How about having customers provide all or most of the necessary capital.
While this scenario may not be realistic for some companies, many companies can find practical application of this method in their approach to capital and customer acquisition. This is the essence of value creation capital.
The primary question is:
How lean can a company start and operate in order to attract paying customers with an early version of its products or services, thereby demonstrating viability, scalability, and fundability?
After a business has demonstrated these characteristics, it’s a lot easier to get funding, because the investment is less risky.
This idea is not new or uncommon. For many years 3-M has fostered a culture of intrapreneurship whereby small teams of technical and business people come together on a limited budget to develop and market new products. Some industry experts estimate that 30% of all large companies provide seed funds to finance internal entrepreneurship today.
Many entrepreneurs could take a page from this playbook for their own companies. In other words, start making money from a small investment in product development and marketing, consistently improve the product based on market demand and reasonable economics, and raise growth capital after establishing a respectable product, delivery and support team, customer base, and growth plan.
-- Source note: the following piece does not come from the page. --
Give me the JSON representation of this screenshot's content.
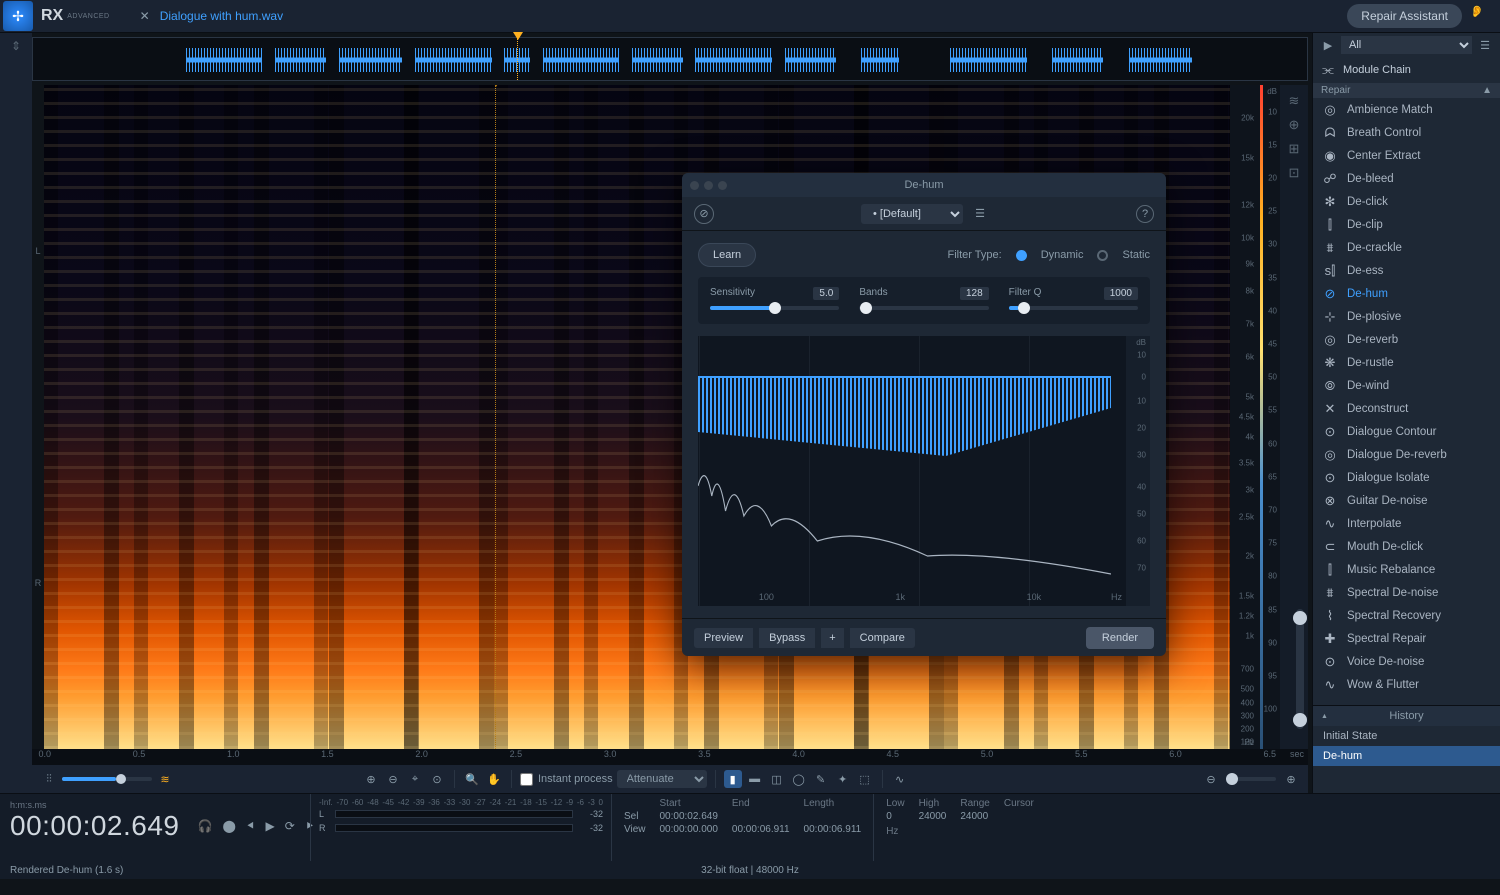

One of the key elements to this lean approach is focusing on the creation of “minimum viable products,” and then building a base of paying customers. This approach has also been around a long time. In the automotive industry, both Honda and Hyundai came to market in the United States with cars that could easily be classified as minimum viable products. They sold a lot of these cars at low prices, which provided revenue and a growing customer base on which they could continuously improve. Both car companies have a much better reputation today than they originally did, and they are still going strong, even amid global economic challenges.
I’ve worked with many startups that wanted to hit the market with a knockout product or service from the very beginning. Few have achieved their fully realized vision out of the starting gate. Many find that the perfection curve can be a real business killer for tender young companies with limited financial resources. I’ve experienced this brand of misery firsthand with one of my own startups, and don’t recommend it to anyone!
Venture capitalists and other investors are coming around to this way of thinking again – spend less upfront to develop products and customer bases, and then fund the winners that emerge. It’s a simple lesson with major implications. It’s also a mindset and a strategic approach that can help you quickly and economically sift through many good business ideas to find a really great one customers love to pay for.